Some clients now prefer to maintain their wellness routines from the comfort of their own home. They can do it with ease, as some fitness offerings are well-suited for video. For example:
- Group fitness classes.
- Weight loss consultations.
- Nutrition counseling.
- Personal training.
This article covers a few tricks of the trade to polish your performance and help your videos and livestreams stand out against the competition.
1. Take time to practice.
Whether it’s a consultation or workout, clients expect the same energy and confidence over video as they would get from you in real life.
Start by writing a script that covers everything you want to communicate. Ensure the core message is clear by repeating important points and summarizing toward the end. Consider your audience and be sure to have modifications or advanced options to meet client needs.
Once the script is complete, practice following it several times.
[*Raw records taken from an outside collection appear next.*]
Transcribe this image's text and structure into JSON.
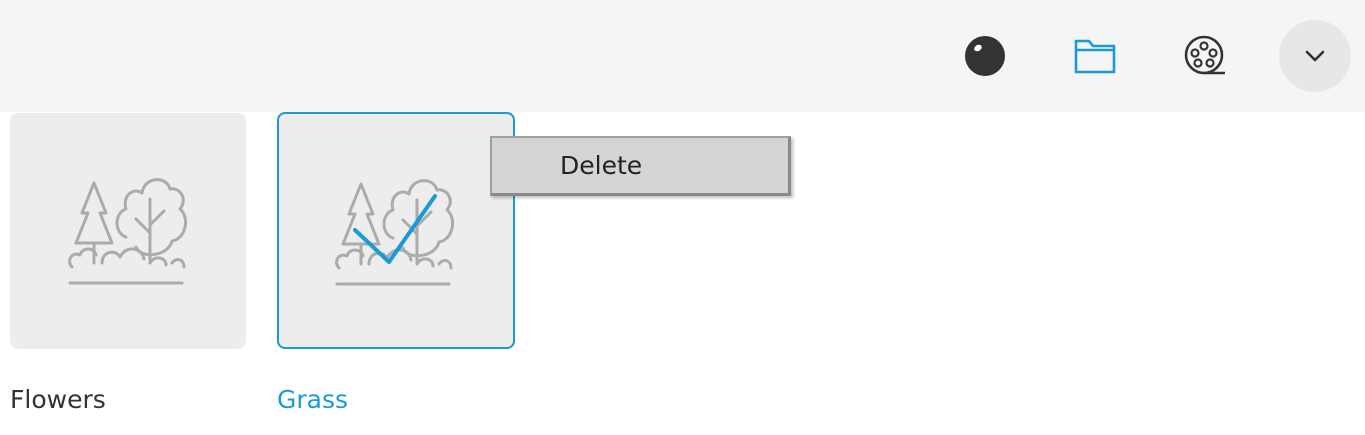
{
  "toolbar": {
    "icons": [
      "ball-icon",
      "folder-icon",
      "film-reel-icon",
      "chevron-down-icon"
    ]
  },
  "colors": {
    "accent": "#1a9ad8",
    "tile_bg": "#ededed",
    "toolbar_bg": "#f5f5f5"
  },
  "items": [
    {
      "label": "Flowers",
      "selected": false,
      "icon": "forest-icon"
    },
    {
      "label": "Grass",
      "selected": true,
      "icon": "forest-icon"
    }
  ],
  "context_menu": {
    "items": [
      {
        "label": "Delete"
      }
    ]
  }
}
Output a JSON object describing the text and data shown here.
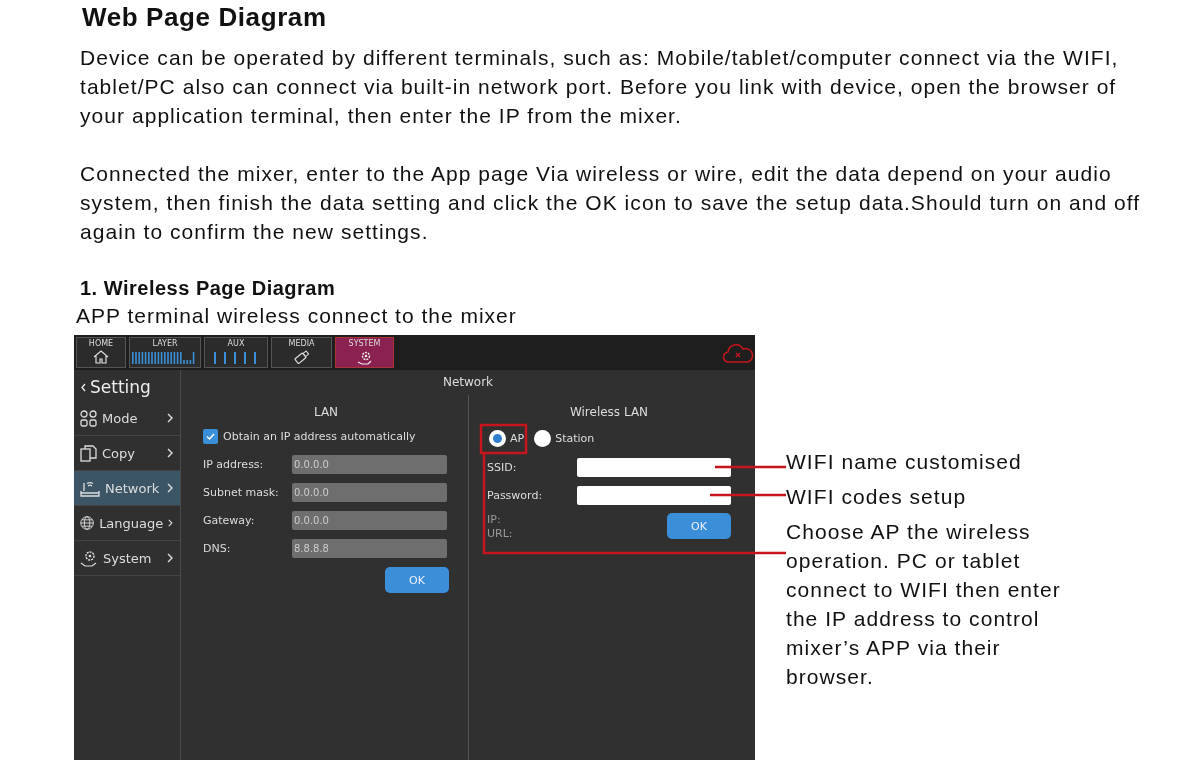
{
  "heading": "Web Page Diagram",
  "paragraphs": [
    "Device can be operated by different terminals, such as: Mobile/tablet/computer connect via the WIFI, tablet/PC also can connect via built-in network port. Before you link with device, open the browser of your application terminal, then enter the IP from the mixer.",
    "Connected the mixer, enter to the App page Via wireless or wire, edit the data depend on your audio system, then finish the data setting and click the OK icon to save the setup data.Should turn on and off again to confirm the new settings."
  ],
  "section": {
    "title": "1. Wireless Page Diagram",
    "caption": "APP terminal wireless connect to the mixer"
  },
  "app": {
    "top_tabs": [
      {
        "label": "HOME",
        "kind": "home",
        "selected": false
      },
      {
        "label": "LAYER",
        "kind": "layer",
        "selected": false
      },
      {
        "label": "AUX",
        "kind": "aux",
        "selected": false
      },
      {
        "label": "MEDIA",
        "kind": "media",
        "selected": false
      },
      {
        "label": "SYSTEM",
        "kind": "system",
        "selected": true
      }
    ],
    "sidebar": {
      "title": "Setting",
      "items": [
        {
          "label": "Mode",
          "kind": "mode",
          "selected": false
        },
        {
          "label": "Copy",
          "kind": "copy",
          "selected": false
        },
        {
          "label": "Network",
          "kind": "network",
          "selected": true
        },
        {
          "label": "Language",
          "kind": "language",
          "selected": false
        },
        {
          "label": "System",
          "kind": "system",
          "selected": false
        }
      ]
    },
    "page_title": "Network",
    "lan": {
      "title": "LAN",
      "auto_ip": {
        "label": "Obtain an IP address automatically",
        "checked": true
      },
      "fields": [
        {
          "label": "IP address:",
          "value": "0.0.0.0"
        },
        {
          "label": "Subnet mask:",
          "value": "0.0.0.0"
        },
        {
          "label": "Gateway:",
          "value": "0.0.0.0"
        },
        {
          "label": "DNS:",
          "value": "8.8.8.8"
        }
      ],
      "ok": "OK"
    },
    "wireless": {
      "title": "Wireless LAN",
      "modes": [
        {
          "label": "AP",
          "selected": true
        },
        {
          "label": "Station",
          "selected": false
        }
      ],
      "fields": [
        {
          "label": "SSID:"
        },
        {
          "label": "Password:"
        }
      ],
      "info": [
        "IP:",
        "URL:"
      ],
      "ok": "OK"
    }
  },
  "callouts": [
    "WIFI name customised",
    "WIFI codes setup",
    "Choose AP the wireless operation. PC or tablet connect to WIFI then enter the IP address to control mixer’s APP via their browser."
  ]
}
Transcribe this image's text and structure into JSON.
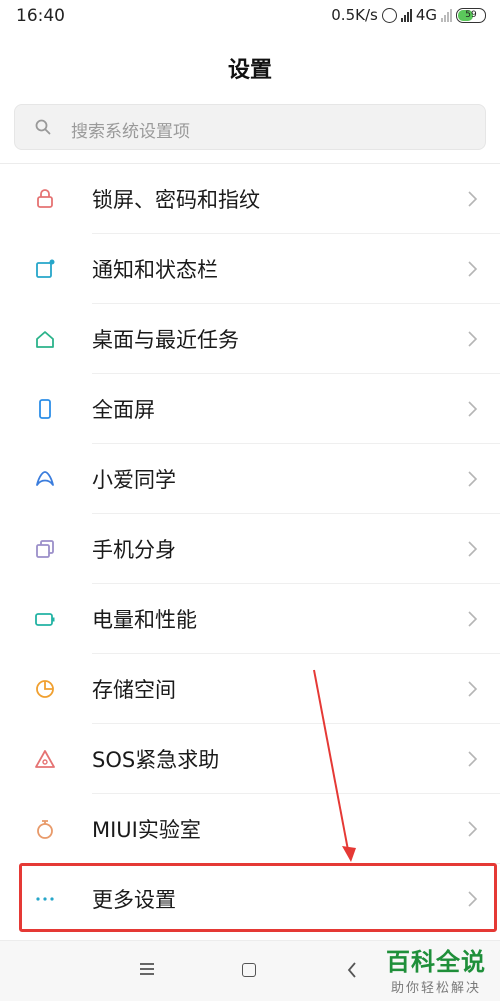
{
  "status_bar": {
    "time": "16:40",
    "net_speed": "0.5K/s",
    "network": "4G",
    "battery": "59"
  },
  "header": {
    "title": "设置"
  },
  "search": {
    "placeholder": "搜索系统设置项"
  },
  "settings": [
    {
      "label": "锁屏、密码和指纹",
      "icon": "lock-icon",
      "color": "#e57373"
    },
    {
      "label": "通知和状态栏",
      "icon": "notification-icon",
      "color": "#26a6c9"
    },
    {
      "label": "桌面与最近任务",
      "icon": "home-icon",
      "color": "#2bb38a"
    },
    {
      "label": "全面屏",
      "icon": "phone-icon",
      "color": "#2c8ee8"
    },
    {
      "label": "小爱同学",
      "icon": "xiaoai-icon",
      "color": "#3b7ddd"
    },
    {
      "label": "手机分身",
      "icon": "clone-icon",
      "color": "#9b8fc9"
    },
    {
      "label": "电量和性能",
      "icon": "battery-icon",
      "color": "#22b3a4"
    },
    {
      "label": "存储空间",
      "icon": "storage-icon",
      "color": "#f0a030"
    },
    {
      "label": "SOS紧急求助",
      "icon": "sos-icon",
      "color": "#e57373"
    },
    {
      "label": "MIUI实验室",
      "icon": "flask-icon",
      "color": "#e89a6a"
    },
    {
      "label": "更多设置",
      "icon": "more-icon",
      "color": "#26a6c9"
    }
  ],
  "watermark": {
    "main": "百科全说",
    "sub": "助你轻松解决"
  },
  "accent_color": "#e53935"
}
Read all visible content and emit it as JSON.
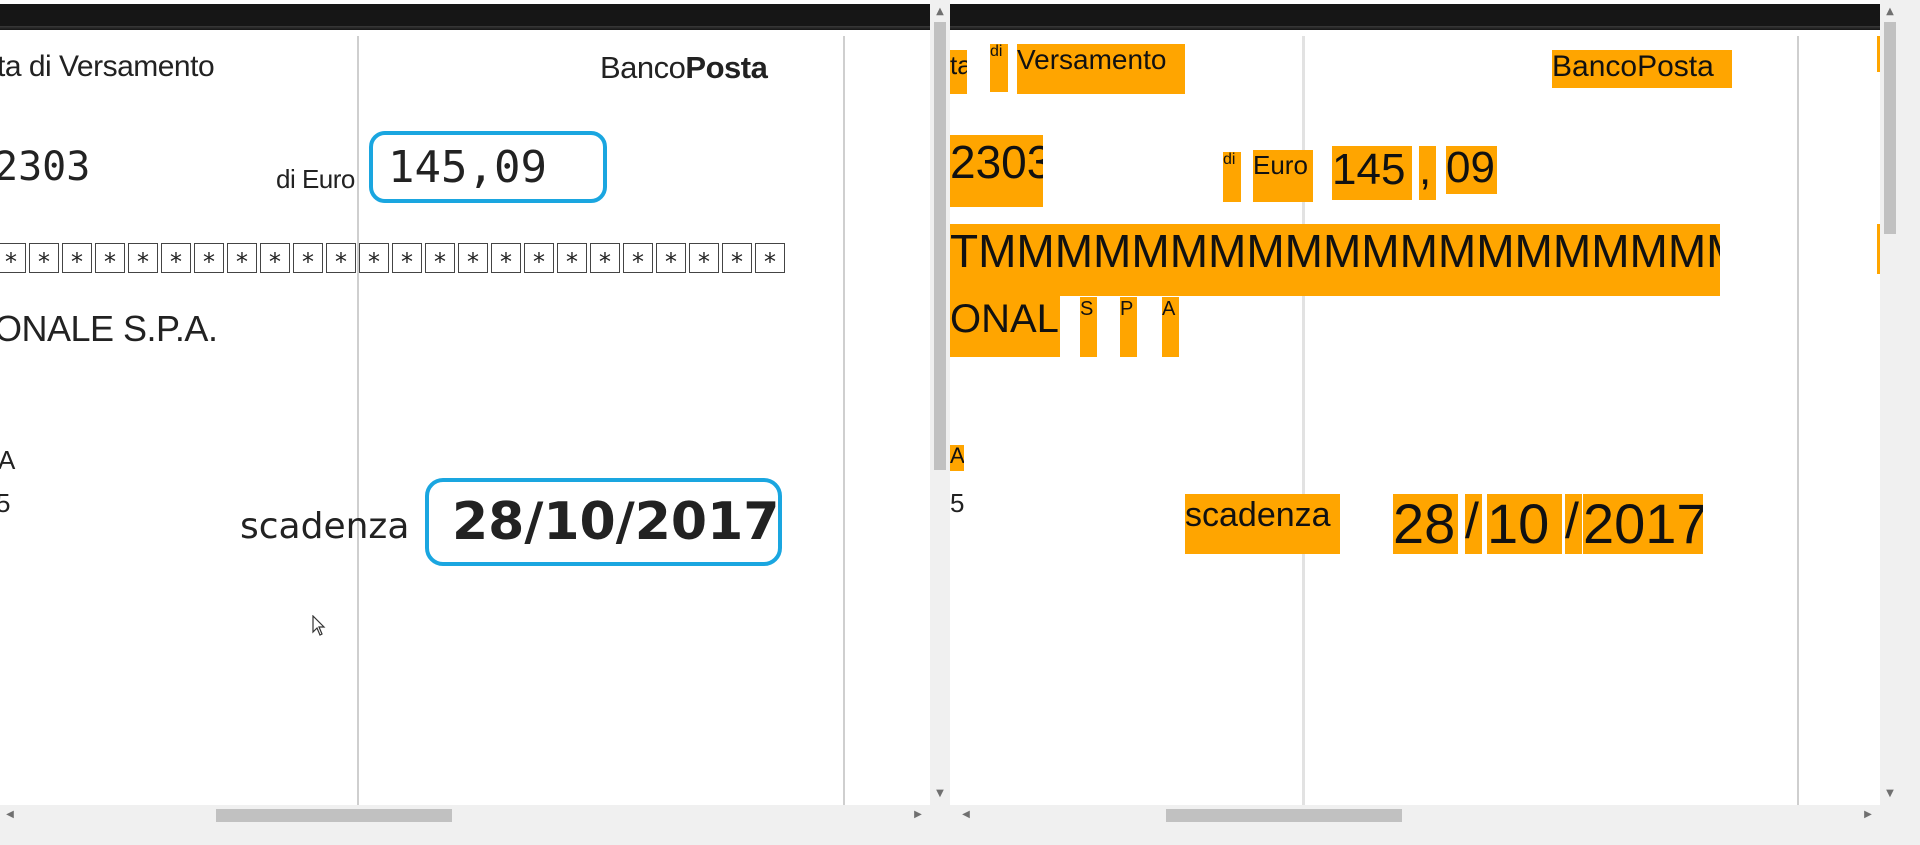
{
  "left_doc": {
    "header_left": "ta di Versamento",
    "brand_banco": "Banco",
    "brand_posta": "Posta",
    "account": "2303",
    "di_euro_label": "di Euro",
    "amount": "145,09",
    "star_char": "*",
    "star_count": 24,
    "payee": "ONALE S.P.A.",
    "frag_a": "A",
    "frag_5": "5",
    "scadenza_label": "scadenza",
    "due_date": "28/10/2017"
  },
  "right_doc": {
    "header_frag": "ta",
    "header_di": "di",
    "header_versamento": "Versamento",
    "brand": "BancoPosta",
    "account": "2303",
    "di": "di",
    "euro": "Euro",
    "amount_int": "145",
    "amount_comma": ",",
    "amount_dec": "09",
    "m_row": "TMMMMMMMMMMMMMMMMMMMMMM",
    "payee": "ONALE",
    "s": "S",
    "p": "P",
    "a": "A",
    "frag_a": "A",
    "frag_5": "5",
    "scadenza_label": "scadenza",
    "day": "28",
    "slash1": "/",
    "month": "10",
    "slash2": "/",
    "year": "2017"
  },
  "colors": {
    "highlight": "#1aa6e0",
    "ocr_overlay": "#ffa500",
    "scrollbar_thumb": "#c1c1c1"
  },
  "icons": {
    "scroll_up": "▲",
    "scroll_down": "▼",
    "scroll_left": "◀",
    "scroll_right": "▶"
  }
}
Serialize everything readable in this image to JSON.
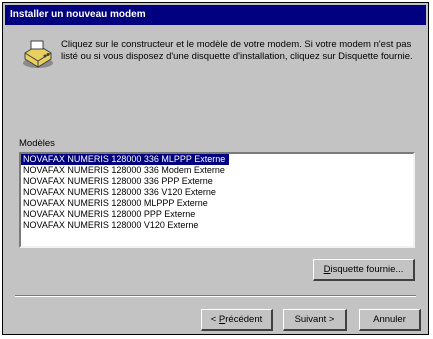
{
  "window": {
    "title": "Installer un nouveau modem"
  },
  "icon": {
    "name": "modem-install-icon"
  },
  "instructions": "Cliquez sur le constructeur et le modèle de votre modem. Si votre modem n'est pas listé ou si vous disposez d'une disquette d'installation, cliquez sur Disquette fournie.",
  "models": {
    "label": "Modèles",
    "items": [
      "NOVAFAX NUMERIS 128000 336 MLPPP Externe",
      "NOVAFAX NUMERIS 128000 336 Modem Externe",
      "NOVAFAX NUMERIS 128000 336 PPP Externe",
      "NOVAFAX NUMERIS 128000 336 V120 Externe",
      "NOVAFAX NUMERIS 128000 MLPPP Externe",
      "NOVAFAX NUMERIS 128000 PPP Externe",
      "NOVAFAX NUMERIS 128000 V120 Externe"
    ],
    "selected_index": 0
  },
  "buttons": {
    "disk_prefix": "",
    "disk_access": "D",
    "disk_rest": "isquette fournie...",
    "back_prefix": "< ",
    "back_access": "P",
    "back_rest": "récédent",
    "next_label": "Suivant >",
    "cancel_label": "Annuler"
  },
  "colors": {
    "titlebar": "#000080",
    "selection": "#000080",
    "face": "#c3c3c3"
  }
}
If you find yourself tripping over certain words, consider changing them. Written and spoken communication often differ, and it may help to simplify the language. Pay attention to your posture and eye movements when speaking. Your delivery will appear more confident if you keep a straight back and a steady gaze toward or near the camera.
2. Prepare for success.
Contrary to popular belief, you don’t need a film set to appear professional. Use a pleasant environment with minimal background noise to make your digital offerings as attractive as the on-site experience.
For consultations, list any questions you need to ask beforehand or keep the relevant page of your fitness software open for note-taking.
Find a clean and professional filming location. It doesn’t have to be a plain, white wall — a few items in the background can add depth, personality and a touch of your brand. You’ll also want to make sure you have plenty of natural light or use indoor lighting to brighten up the setting. Position the camera near eye level. Do a few practice runs to get the angle and flow just right.
3. Deliver with confidence.
When you’re ready to start, try to relax. It doesn’t have to be perfect. Instead, give clients the same familiar reception you would in person, and remember to keep it professional. Be conversational when you speak, just as you would if the client were standing in front of you. Try making occasional eye contact with the camera to help build a connection.
It’s advisable to dress professionally when filming or livestreaming. Solid colors usually work best on camera. Be careful about wearing all white, as it might look too bright. The first few times in front of a camera can feel daunting. With some practice, however, it becomes as natural as talking in person.